To make sure this is what's actually happening, and combining this insight with
the info Paul Emmerich gave about bluestore min alloc size, I've done an
analysis of the number of stripes my objects would take, and how much space
usage that would incur.

So far, I've loaded 92.4 million objects, and I've done the analysis over (a
random sample of) 10 million objects.

Counting the number of 5*64k stripes each object would take, and multiplying
that by 1.4, I get a space usage estimation that's within a percent of the
actual usage, so, yeah, seems that you're both right. Ouch :-)

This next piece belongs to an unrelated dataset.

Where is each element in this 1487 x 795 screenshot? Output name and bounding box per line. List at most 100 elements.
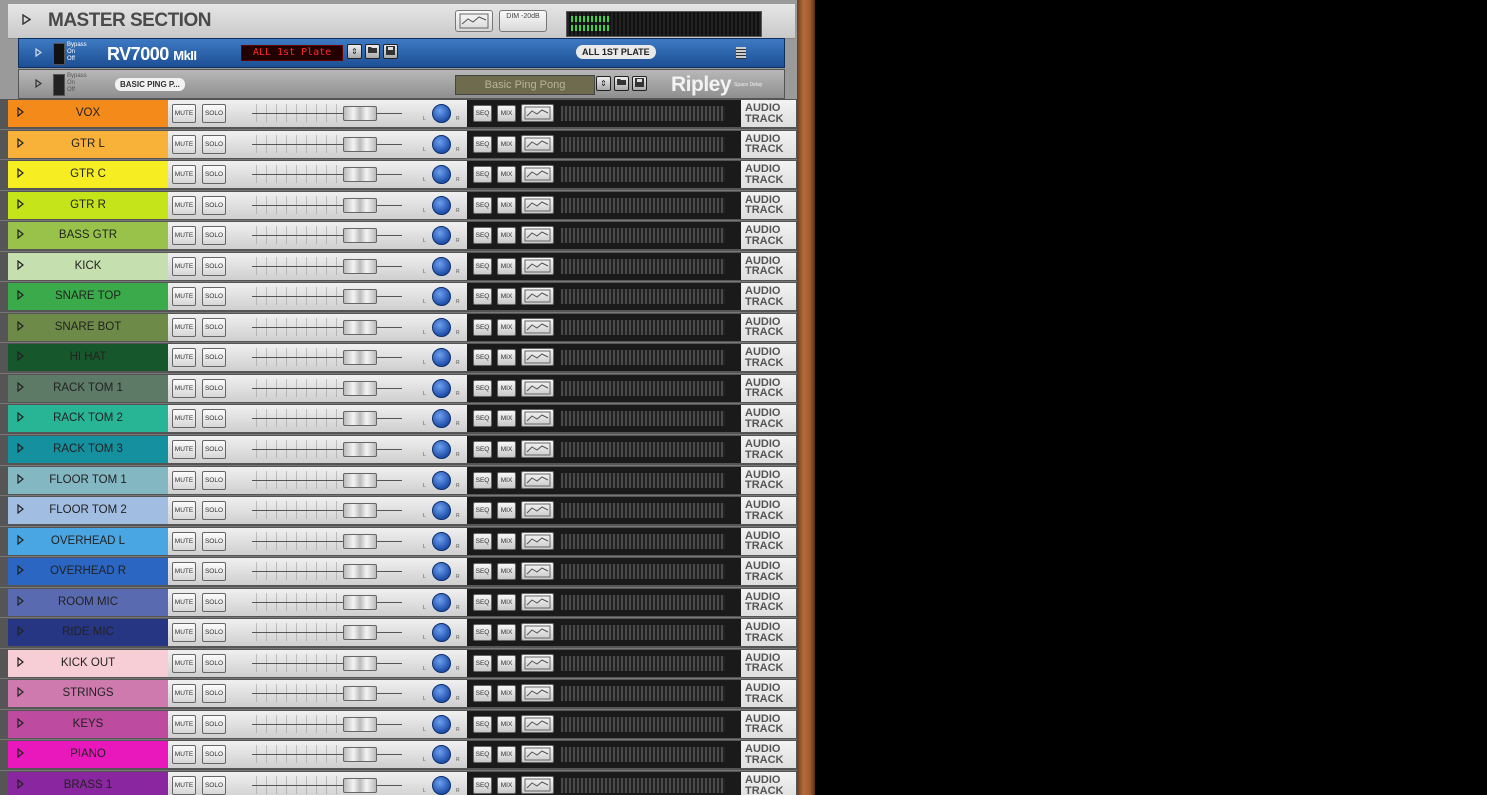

> > If my understanding is correct, I'll end up adding size tiering on my
> > object
> > storage layer, shuffling objects in two pools with different settings
> > according
> > to their size. That's not too bad, but I'd like to make sure I'm not
> > completely
> > misunderstanding something.
> >
> 
> That’s probably a reasonable response, especially if you are already
> maintaining an index for other purposes!

I guess that's back to the drawing board for us, because the 64k minimal
allocation will also happen on basic replicated pools, and we can store a _lot_
of objects in a 64k block ;)

Thanks for your insights,
-- 
Nicolas Dandrimont

BOFH excuse #259:
Someone's tie is caught in the printer, and if anything else gets printed, he'll be in it too.